In the big city, for art lovers, Thanksgiving holiday is a time to visit a museum. I learned of this tradition while living in NYC. Of course, I thought that any day off from work was an occasion to take in a gallery or two. When Emily arrived to spend Thanksgiving with us, after lunch, we headed off to the museum. Thanksgiving eating usually brings to mind a big turkey and stuffing meal, with more servings that you could or should consume. After picking Emily up at BWI, we headed in to Washington for lunch at our favorite tapas restaurant, Jaleo’s. If you are not familiar with Spanish tapas meals, think of ordering several appetizers, sangria, adding crispy bread with olive oil, garlic, and rosemary. After cleaning off the plates, family style, order some more, and repeat until you have had enough, with room for desert (flan, sorbet, and rice pudding). Then, find an art gallery to wander about in.
We headed to the Phillips Collection, one of the private collections from the early 20th century, housed in a remodeled mansion between Dupont Circle and Georgetown. Keep in mind that parking in the big city can be tricky, especially knowing that Washington is balancing it’s budget on parking tickets with emphasis on out-of-state vehicles. Good thing that I used to live and park in NCY (can you slip a dollar bill between those bumpers?)
The current exhibit at the Phillips Collection highlights a recently restored painting of Degas’ Dancers at the Bar. To give the context for this finished product, the Phillips Collection has brought together many sketches and paintings from the ballet by Degas. Some of these are preliminary studies for this painting, others are studies of dancers in difference stages of preparation, rehearsal, lining up behind the curtain, and taking the ovation after the dance. There are even a few naughty-bit nudes after-the-bath (what was Degas doing in the tub room?)
NPR had a review of the exhibit a few weeks ago, in which they explained that at the time during which Degas was painting, performance companies had a tradition of allowing wealthy patrons to attend rehearsals, including backstage (no mention of the tub room stuff). This allowed Degas extensive sketches in this setting, which allowed him create his impressions of the dancers.
Dancers at the Bar presents two dancers stretching at a bar against a wall or mirror. The background is ambiguous, in that it is a field of orange with little clear reflection. However, in several of the other paintings of the rehearsal space, it is evident that the light comes from floor to ceiling windows. I could envision that the orange color reflected in the mirror being the sunset through the windows as the dancers prepare for the evening production.
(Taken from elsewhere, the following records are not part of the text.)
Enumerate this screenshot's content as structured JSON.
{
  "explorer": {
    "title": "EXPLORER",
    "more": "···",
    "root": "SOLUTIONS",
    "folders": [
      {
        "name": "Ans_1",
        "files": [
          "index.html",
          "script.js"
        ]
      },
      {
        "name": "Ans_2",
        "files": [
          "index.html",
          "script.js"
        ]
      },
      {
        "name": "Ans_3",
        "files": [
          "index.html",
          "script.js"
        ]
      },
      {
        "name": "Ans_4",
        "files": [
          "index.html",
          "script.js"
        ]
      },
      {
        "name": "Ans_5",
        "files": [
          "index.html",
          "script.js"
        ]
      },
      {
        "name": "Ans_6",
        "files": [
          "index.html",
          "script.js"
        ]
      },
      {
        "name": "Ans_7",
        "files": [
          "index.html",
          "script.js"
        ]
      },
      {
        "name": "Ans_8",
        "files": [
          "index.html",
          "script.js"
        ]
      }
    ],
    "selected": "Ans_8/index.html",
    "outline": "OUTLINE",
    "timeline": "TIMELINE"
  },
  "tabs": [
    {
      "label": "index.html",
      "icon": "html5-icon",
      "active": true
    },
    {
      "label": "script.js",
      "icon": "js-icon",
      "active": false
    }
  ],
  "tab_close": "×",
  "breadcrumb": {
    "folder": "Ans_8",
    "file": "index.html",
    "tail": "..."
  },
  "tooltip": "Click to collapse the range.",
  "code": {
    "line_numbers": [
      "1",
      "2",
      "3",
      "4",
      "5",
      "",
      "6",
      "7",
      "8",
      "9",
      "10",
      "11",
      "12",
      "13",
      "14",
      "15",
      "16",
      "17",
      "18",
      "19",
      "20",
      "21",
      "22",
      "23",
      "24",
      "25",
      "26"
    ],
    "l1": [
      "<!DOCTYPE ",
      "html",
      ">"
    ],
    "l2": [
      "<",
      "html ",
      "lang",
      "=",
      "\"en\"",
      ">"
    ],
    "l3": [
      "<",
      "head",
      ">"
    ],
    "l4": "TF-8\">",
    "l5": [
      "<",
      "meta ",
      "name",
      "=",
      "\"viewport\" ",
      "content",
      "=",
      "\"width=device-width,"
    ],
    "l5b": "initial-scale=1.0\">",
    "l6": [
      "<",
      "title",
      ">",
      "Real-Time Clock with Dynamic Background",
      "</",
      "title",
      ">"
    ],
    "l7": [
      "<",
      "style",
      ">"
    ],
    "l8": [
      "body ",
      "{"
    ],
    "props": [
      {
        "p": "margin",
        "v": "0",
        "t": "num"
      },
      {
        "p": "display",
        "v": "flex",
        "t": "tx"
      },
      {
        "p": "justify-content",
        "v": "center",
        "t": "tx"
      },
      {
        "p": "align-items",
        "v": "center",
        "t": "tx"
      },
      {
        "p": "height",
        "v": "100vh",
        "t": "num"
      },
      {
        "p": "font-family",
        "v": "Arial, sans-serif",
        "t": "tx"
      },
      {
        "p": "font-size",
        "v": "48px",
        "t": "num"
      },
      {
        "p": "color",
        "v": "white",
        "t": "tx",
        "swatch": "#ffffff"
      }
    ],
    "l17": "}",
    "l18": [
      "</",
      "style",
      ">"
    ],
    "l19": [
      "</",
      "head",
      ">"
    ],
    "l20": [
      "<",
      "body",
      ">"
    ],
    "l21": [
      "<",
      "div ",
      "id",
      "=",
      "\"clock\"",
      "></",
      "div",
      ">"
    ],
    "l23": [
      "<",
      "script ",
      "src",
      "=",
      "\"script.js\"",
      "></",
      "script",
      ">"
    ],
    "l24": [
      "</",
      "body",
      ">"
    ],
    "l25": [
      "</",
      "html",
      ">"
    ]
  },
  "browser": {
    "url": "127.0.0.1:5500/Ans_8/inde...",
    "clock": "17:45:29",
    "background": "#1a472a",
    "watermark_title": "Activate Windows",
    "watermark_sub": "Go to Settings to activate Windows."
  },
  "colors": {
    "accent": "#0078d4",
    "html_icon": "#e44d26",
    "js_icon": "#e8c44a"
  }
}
Both dancers face away from the viewer, oblivious of us as they prepare. Both stand on one foot with the other drawn up over the bar. The closer dancer leans over with an outstretched arm forming a series of stacked triangles with her legs, tutu, torso and arms. The other stand erect with one arm behind her back and her outstretched leg at an odd rotation. In the NPR report, they interviewed a ballet dancer who reported that this position is inaccurate and physiologically impossible. Whew! I thought that looked painful. In contrast to the orange tones on the wall, the yellow of the floor, and mixture of these for the dancer’s flesh, is the powder blue of their dresses. While so familiar in our consciousness after a hundred years of viewing, these colors should scream at each other. But, what I see is the foreshadowing of the colors of the Fauvist and the lines of the Cubists. Art is a reaction to the prior era and preparation for the next era.
Many of the museums in Washington, D.C., for all the wonderful art they contain, are like the Thanksgiving buffet: you are saturated before you have finished what is on your plate. The Phillips Collection is more like a tapa restaurant: many small rooms of rich dishes that you can sample and still have desert.